Kunal Shah, head of commodities research at Nirmal Bang, also believes that silver looks promising compared to gold in 2025. Apart from the gold-silver ratio being in favour of silver, the fundamentals of silver — such as the demand from clean energy, and the demand-supply deficit, indicates that silver has better potential than gold and can yield returns of 15-20% over a one-year time period.
Gold, on the other hand, is likely to continue its safe haven status for the mid-term, but those looking to invest in the yellow metal at current levels should wait as most positives might have been factored in prices in the near term, he explained.
At $3,200-3,250, we should see some profit taking, though there is little reason to believe in the end of the rally in gold, Narne also said. Gold will continue to provide more stable returns, akin to an insurance policy that investors should have in their portfolios, he added.
However, Edward Yardeni, president of Yardeni Research, expects gold to also continue to breach fresh highs, crossing $4,000 by the end of the ongoing year. He expects gold to climb to $5,000 by the end of next year and $6,000 by the end of the decade, he told NDTV Profit in an interview last week.
“Central banks have been net gold buyers for the past 15 years, but purchases have surged in the past three years, with over 1,000 tonnes bought each year since 2022, reaching 1,045 tonnes in 2024," John Reade, Senior Market Strategist, Europe and Asia, World Gold Council, said.
Geopolitical factors have driven this increase – including de-dollarisation, sanctions, and inflation concerns. As global fragmentation continues, central bank buying will remain a strong pillar of demand and shape the market’s long-term dynamics, he said.

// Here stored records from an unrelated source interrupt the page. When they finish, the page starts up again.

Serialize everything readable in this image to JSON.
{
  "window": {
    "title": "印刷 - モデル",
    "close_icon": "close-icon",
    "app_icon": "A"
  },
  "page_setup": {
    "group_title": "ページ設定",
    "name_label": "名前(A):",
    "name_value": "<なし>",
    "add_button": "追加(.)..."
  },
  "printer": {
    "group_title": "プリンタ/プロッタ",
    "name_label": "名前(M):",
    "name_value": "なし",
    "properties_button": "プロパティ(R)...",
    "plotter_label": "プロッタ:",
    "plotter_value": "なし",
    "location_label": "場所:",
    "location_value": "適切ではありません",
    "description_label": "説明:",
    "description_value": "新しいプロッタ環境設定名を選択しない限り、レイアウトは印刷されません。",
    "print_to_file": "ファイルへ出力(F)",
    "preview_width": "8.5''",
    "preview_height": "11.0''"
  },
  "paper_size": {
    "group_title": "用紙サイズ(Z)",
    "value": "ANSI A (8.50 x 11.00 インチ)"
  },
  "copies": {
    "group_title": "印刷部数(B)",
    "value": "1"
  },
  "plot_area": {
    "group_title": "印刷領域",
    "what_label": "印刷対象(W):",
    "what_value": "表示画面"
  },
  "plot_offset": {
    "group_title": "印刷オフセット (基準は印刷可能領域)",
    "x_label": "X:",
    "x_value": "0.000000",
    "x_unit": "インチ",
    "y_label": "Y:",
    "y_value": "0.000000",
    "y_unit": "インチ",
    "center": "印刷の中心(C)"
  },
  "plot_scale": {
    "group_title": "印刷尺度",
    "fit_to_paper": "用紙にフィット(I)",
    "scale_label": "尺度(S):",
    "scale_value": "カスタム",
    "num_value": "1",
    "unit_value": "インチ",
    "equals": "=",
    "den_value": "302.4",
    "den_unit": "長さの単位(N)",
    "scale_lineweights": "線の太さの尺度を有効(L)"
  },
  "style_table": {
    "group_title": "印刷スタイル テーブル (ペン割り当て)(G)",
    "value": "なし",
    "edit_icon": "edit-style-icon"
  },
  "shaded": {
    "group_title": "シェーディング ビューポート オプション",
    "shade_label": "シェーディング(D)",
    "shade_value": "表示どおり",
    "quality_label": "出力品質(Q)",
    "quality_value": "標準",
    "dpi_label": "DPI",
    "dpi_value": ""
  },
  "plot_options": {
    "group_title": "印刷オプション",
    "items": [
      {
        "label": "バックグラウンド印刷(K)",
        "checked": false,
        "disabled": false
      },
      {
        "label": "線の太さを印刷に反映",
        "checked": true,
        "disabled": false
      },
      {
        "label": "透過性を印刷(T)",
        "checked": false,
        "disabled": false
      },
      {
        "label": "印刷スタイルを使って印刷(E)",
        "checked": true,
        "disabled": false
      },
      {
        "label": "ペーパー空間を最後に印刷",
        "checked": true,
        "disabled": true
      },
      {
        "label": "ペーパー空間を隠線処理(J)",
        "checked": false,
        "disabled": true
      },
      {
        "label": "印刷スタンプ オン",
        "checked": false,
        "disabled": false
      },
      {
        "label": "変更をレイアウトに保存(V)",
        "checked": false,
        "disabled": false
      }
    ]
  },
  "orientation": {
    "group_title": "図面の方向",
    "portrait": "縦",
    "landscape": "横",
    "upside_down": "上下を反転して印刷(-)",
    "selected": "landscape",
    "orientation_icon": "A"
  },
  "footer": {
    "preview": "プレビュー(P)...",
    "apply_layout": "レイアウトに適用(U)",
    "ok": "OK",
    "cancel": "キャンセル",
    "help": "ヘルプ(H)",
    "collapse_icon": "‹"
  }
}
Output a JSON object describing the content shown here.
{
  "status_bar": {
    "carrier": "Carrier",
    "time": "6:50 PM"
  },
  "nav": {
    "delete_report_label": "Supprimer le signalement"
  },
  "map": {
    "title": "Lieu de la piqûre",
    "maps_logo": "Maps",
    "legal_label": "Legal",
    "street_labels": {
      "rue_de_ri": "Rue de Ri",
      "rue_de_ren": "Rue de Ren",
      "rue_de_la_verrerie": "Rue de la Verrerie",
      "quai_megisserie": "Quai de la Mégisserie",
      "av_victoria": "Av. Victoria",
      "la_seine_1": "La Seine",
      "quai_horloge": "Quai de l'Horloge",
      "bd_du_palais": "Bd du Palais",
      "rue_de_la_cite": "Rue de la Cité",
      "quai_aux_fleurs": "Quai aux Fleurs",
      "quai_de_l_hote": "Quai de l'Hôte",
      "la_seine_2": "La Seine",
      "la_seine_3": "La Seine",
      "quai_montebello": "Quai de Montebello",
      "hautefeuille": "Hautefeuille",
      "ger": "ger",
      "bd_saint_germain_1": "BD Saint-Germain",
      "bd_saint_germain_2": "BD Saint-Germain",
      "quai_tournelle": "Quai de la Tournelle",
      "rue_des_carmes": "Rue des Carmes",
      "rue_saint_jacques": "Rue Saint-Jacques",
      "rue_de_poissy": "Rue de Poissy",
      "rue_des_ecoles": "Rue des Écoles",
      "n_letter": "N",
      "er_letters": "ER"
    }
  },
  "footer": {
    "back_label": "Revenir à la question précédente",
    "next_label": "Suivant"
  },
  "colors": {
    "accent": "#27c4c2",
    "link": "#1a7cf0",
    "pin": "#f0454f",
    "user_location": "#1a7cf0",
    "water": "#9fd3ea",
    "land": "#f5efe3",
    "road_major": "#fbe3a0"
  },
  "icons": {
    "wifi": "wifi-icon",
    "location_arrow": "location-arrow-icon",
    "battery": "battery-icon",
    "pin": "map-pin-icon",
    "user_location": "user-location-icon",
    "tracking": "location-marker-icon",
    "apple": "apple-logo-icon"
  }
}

At the same time, emerging market investors too are playing a bigger role. Adding to this longer-term trend, the recent rally has been the result of uncertainty around US tariffs and the developing trade war, which has been amplifying economic risks and market volatility, further driving investor interest in gold as a key diversifier.
“The big question now is whether gold can hold above $3,000. Heightened risk and uncertainty will certainly help sentiment, but this will need to be translated into stronger buying from investors, especially western buyers, or another step-up in central bank buying," Reade said.
To be sure, potential headwinds to silver too remain, including the US Federal Reserve's projected timeline of only two rate cuts in 2025, that falls short of previous market expectations, Kedia cautioned. The metal may find additional support from geopolitical risk premium if Middle East tensions continue to escalate, potentially driving safe-haven demand in the coming weeks, he added.